Par exemple, dans la réaction où on a ajouté du ddGTP, la synthèse s'arrête au niveau des G. Le mélange réactionnel contenant, à la fois du dGTP et un peu de ddGTP, la terminaison se fait de manière statistique suivant que l'ADN polymérase utilise l'un ou l'autre de ces nucléotides. Il en résulte un mélange de fragments d’ADN de tailles croissantes, qui se terminent tous au niveau d'un des G dans la séquence. Ces fragments sont ensuite séparés par électrophorèse sur un gel de polyacrylamide[6], ce qui permet ainsi de repérer la position des G dans la séquence.

La détection des fragments ainsi synthétisés se fait en incorporant un traceur dans l'ADN synthétisé. Initialement ce traceur était radioactif ; aujourd'hui, on utilise des traceurs fluorescents, attachés soit à l'oligonucléotide, soit au didésoxyribonucléotide.

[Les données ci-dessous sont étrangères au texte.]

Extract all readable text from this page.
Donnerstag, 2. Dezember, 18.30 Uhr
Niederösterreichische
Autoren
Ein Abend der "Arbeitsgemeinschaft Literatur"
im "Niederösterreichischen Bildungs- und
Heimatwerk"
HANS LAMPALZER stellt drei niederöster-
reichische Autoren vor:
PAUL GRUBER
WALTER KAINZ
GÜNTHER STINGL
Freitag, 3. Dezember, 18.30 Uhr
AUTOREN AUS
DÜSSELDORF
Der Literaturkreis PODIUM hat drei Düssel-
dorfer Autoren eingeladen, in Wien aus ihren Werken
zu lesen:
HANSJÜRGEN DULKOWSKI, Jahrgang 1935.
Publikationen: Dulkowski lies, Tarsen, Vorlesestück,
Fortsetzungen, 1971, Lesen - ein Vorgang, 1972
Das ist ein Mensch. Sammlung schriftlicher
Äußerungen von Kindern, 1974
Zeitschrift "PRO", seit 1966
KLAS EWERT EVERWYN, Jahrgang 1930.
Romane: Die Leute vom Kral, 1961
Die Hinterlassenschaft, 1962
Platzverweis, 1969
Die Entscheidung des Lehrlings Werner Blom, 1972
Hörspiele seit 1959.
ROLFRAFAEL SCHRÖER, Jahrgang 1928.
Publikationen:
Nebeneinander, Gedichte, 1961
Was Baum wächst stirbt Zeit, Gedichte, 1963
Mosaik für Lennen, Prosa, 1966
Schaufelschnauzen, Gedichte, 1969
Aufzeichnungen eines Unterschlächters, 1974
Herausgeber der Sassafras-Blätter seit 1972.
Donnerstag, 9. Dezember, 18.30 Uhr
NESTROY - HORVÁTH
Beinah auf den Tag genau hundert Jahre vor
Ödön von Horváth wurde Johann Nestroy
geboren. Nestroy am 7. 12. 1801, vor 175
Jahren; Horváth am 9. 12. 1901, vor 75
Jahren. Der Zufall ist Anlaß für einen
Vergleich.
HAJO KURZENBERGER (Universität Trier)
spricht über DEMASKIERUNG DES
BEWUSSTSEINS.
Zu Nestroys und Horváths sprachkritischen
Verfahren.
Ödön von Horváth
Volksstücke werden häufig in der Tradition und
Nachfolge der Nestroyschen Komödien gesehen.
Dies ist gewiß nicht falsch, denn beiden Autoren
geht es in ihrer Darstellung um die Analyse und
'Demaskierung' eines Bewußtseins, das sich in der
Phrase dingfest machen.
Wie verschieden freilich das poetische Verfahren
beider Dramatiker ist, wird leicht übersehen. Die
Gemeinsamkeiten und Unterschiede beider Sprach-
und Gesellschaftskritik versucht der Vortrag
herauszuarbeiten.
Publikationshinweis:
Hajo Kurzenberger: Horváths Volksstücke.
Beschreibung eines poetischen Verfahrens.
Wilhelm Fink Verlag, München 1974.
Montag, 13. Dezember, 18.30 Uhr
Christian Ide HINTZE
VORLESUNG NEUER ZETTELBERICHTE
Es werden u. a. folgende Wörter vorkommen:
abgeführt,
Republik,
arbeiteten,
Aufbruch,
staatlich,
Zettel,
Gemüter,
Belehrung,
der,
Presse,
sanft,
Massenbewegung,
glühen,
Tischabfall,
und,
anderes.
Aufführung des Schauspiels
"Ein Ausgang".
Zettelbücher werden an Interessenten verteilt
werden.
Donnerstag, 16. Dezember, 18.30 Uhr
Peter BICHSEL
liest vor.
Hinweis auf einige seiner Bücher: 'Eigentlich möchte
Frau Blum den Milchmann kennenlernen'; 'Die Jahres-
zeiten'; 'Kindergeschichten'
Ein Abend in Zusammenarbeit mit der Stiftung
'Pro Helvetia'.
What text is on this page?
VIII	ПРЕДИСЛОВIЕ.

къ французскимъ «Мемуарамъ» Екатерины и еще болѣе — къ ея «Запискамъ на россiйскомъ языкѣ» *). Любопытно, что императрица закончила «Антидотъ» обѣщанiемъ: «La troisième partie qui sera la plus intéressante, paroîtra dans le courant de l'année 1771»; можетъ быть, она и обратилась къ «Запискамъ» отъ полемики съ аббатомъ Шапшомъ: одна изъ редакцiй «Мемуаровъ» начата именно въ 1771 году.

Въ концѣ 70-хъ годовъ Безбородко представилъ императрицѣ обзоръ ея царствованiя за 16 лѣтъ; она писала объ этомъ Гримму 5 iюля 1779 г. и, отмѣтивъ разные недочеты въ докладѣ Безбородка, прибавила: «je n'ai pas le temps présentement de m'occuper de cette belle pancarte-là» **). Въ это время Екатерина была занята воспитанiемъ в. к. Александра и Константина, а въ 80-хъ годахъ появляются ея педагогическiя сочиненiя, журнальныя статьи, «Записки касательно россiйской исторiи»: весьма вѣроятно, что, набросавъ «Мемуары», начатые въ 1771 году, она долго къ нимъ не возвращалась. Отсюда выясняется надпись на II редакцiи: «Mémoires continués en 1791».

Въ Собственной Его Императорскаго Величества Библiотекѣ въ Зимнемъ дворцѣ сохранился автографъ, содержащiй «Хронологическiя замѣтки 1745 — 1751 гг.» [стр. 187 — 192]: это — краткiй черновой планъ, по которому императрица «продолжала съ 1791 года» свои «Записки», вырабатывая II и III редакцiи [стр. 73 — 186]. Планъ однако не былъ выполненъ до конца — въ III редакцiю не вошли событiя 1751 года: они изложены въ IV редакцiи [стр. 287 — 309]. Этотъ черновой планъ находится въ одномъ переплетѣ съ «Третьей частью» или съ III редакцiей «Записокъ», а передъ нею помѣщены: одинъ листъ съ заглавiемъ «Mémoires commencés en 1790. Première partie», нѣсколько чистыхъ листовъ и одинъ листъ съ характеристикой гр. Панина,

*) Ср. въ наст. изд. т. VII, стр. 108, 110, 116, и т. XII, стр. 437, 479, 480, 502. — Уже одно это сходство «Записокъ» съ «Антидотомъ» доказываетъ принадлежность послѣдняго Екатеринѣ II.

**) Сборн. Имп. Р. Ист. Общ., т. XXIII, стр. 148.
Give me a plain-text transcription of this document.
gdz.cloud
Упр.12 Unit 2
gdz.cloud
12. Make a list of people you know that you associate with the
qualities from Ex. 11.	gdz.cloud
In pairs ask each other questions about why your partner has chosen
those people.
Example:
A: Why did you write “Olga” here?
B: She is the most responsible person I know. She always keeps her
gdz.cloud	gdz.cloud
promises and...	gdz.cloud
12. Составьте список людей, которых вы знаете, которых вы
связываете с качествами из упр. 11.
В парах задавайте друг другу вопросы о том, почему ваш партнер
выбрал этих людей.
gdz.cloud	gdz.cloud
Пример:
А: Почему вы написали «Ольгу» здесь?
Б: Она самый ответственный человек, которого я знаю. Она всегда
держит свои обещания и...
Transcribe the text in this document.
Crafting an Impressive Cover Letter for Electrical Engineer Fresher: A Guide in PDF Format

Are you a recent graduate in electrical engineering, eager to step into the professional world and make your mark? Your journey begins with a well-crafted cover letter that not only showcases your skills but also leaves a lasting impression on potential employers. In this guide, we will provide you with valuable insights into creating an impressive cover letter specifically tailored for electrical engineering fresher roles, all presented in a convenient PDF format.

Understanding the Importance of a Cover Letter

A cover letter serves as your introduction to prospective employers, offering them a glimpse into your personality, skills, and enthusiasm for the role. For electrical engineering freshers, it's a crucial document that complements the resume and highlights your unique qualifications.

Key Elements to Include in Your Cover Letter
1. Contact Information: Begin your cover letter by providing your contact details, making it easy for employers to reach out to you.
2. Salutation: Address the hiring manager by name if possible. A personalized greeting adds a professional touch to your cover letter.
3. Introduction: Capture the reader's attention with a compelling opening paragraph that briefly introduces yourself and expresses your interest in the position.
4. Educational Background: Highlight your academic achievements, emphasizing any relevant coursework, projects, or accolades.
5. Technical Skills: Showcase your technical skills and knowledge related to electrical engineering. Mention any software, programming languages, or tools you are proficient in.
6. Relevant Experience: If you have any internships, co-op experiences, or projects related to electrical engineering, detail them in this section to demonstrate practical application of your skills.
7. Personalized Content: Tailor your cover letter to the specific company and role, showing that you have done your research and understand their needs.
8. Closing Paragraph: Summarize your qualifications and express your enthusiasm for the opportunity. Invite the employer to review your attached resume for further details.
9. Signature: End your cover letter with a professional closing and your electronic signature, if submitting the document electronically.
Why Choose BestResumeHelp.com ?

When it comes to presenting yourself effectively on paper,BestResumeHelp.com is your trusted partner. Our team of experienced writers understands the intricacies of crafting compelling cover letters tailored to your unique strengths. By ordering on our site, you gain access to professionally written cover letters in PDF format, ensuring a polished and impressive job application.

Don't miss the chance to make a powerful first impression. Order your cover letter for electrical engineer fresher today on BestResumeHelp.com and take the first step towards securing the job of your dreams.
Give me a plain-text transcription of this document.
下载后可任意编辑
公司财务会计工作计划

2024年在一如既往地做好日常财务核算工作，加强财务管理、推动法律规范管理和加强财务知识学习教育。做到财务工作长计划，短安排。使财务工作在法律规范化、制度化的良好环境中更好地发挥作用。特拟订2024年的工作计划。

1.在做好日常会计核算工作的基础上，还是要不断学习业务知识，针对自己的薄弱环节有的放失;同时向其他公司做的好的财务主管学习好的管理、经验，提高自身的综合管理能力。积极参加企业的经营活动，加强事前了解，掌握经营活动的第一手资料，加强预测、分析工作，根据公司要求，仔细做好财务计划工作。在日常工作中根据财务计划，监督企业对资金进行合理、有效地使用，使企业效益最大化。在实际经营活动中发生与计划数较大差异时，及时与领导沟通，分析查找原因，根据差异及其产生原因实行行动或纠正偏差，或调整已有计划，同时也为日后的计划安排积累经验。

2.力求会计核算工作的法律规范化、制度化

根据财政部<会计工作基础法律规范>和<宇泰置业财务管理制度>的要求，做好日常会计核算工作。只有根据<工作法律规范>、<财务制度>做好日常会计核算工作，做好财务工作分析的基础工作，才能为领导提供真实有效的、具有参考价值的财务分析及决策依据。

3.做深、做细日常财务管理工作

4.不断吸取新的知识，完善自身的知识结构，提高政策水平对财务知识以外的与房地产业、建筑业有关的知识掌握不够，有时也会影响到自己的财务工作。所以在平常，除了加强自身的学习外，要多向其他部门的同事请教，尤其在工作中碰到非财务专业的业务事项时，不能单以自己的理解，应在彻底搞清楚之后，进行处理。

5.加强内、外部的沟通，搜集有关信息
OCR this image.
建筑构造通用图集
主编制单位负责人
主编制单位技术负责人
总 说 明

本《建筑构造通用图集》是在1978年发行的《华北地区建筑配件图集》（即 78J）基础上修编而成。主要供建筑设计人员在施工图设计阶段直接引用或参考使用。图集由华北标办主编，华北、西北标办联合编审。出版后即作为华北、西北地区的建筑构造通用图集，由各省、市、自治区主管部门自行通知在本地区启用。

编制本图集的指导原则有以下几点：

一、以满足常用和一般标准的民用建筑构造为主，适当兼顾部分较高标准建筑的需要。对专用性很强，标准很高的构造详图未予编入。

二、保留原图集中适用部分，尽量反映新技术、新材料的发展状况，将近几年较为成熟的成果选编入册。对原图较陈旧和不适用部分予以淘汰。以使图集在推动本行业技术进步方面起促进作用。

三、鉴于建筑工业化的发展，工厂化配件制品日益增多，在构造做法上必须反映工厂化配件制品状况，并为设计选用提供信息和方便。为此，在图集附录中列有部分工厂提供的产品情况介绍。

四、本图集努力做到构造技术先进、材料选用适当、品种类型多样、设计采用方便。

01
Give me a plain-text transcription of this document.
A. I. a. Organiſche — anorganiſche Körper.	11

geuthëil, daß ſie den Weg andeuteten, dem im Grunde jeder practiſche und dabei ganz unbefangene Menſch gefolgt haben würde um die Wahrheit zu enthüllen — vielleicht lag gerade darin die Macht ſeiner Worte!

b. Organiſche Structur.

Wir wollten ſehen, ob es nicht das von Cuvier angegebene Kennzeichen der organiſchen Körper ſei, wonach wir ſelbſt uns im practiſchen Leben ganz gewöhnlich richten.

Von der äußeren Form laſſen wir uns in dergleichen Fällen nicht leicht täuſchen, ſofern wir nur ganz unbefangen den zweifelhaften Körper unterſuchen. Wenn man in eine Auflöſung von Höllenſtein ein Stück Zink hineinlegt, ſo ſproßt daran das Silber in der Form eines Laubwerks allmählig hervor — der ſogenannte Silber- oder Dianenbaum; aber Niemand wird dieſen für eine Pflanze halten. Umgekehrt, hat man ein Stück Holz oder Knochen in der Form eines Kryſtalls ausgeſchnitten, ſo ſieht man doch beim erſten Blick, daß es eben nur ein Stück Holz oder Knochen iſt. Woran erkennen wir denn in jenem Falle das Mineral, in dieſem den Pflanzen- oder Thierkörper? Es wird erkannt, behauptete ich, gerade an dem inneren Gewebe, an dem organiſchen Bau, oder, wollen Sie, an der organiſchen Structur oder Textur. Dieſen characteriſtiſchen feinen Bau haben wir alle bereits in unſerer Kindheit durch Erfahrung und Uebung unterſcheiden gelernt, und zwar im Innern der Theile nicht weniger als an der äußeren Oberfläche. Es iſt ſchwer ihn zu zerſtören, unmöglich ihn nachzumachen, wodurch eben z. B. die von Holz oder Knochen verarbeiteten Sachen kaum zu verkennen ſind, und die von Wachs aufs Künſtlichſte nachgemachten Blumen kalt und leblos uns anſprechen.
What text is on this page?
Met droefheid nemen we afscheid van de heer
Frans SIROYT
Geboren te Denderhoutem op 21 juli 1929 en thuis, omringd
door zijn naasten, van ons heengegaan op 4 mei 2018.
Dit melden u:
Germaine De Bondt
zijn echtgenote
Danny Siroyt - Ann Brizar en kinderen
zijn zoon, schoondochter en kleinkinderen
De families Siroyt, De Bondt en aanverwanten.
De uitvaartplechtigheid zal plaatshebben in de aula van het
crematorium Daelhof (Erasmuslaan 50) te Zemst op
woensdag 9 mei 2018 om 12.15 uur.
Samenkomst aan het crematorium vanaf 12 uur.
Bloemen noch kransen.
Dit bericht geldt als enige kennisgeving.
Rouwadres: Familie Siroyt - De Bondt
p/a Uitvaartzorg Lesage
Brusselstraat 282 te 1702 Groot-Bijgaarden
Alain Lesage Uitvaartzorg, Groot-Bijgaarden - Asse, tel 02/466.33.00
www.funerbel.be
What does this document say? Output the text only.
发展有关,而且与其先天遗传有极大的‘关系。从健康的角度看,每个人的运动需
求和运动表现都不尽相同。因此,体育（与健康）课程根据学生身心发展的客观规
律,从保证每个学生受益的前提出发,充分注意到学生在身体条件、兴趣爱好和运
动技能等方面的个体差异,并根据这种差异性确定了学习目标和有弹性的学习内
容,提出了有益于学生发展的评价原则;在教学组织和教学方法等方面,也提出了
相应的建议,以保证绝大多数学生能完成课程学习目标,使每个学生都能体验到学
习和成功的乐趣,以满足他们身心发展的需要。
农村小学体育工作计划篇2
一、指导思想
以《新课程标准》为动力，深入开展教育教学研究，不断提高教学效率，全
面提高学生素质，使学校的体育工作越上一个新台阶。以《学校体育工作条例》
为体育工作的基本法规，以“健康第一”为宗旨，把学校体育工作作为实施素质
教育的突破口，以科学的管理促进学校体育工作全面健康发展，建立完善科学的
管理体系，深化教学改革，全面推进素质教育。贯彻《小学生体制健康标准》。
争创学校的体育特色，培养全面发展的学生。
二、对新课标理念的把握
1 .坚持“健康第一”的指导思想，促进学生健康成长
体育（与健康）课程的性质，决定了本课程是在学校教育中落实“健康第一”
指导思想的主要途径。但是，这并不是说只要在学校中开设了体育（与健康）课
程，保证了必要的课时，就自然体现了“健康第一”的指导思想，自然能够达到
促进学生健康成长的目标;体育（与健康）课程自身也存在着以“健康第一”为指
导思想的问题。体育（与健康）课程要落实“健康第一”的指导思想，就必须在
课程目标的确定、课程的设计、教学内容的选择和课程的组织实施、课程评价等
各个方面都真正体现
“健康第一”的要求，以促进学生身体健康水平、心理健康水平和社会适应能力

Méthode de Maxam et Gilbert

Cette méthode est basée sur une dégradation chimique de l'ADN et utilise les réactivités différentes des quatre bases A, T, G et C, pour réaliser des coupures sélectives[7]. En reconstituant l'ordre des coupures, on peut remonter à la séquence des nucléotides de l'ADN correspondant. On peut décomposer ce séquençage chimique en six étapes successives :

  • Marquage : Les extrémités des deux brins d'ADN à séquencer sont marquées par un traceur radioactif (32P). Cette réaction s'effectue en général au moyen d'ATP radioactif et de polynucléotide kinase.
  • Isolement du fragment d'ADN à séquencer. Celui-ci est séparé au moyen d'une électrophorèse sur un gel de polyacrylamide. Le fragment d'ADN est découpé du gel et récupéré par diffusion.
  • Séparation de brins. Les deux brins de chaque fragment d'ADN sont séparés par dénaturation thermique, puis purifiés par une nouvelle électrophorèse.
  • Modifications chimiques spécifiques. Les ADN simple-brin sont soumis à des réactions chimiques spécifiques des différents types de base. Walter Gilbert a mis au point plusieurs types de réactions spécifiques, effectuées en parallèle sur une fraction de chaque brin d'ADN marqué : par exemple, une réaction pour les G (alkylation par le sulfate de diméthyle), une réaction pour les G et les A (dépurination), une réaction pour les C, ainsi qu'une réaction pour les C et les T (hydrolyse alcaline). Ces différentes réactions sont effectuées dans des conditions très ménagées, de sorte qu'en moyenne chaque molécule d'ADN ne porte que zéro ou une modification.
  • Coupure. Après ces réactions, l'ADN est clivé au niveau de la modification par réaction avec une base, la pipéridine.
  • Analyse. Pour chaque fragment, les produits des différentes réactions sont séparés par électrophorèse en conditions dénaturantes et analysés pour reconstituer la séquence de l'ADN. Cette analyse est analogue à celle que l'on effectue pour la méthode de Sanger.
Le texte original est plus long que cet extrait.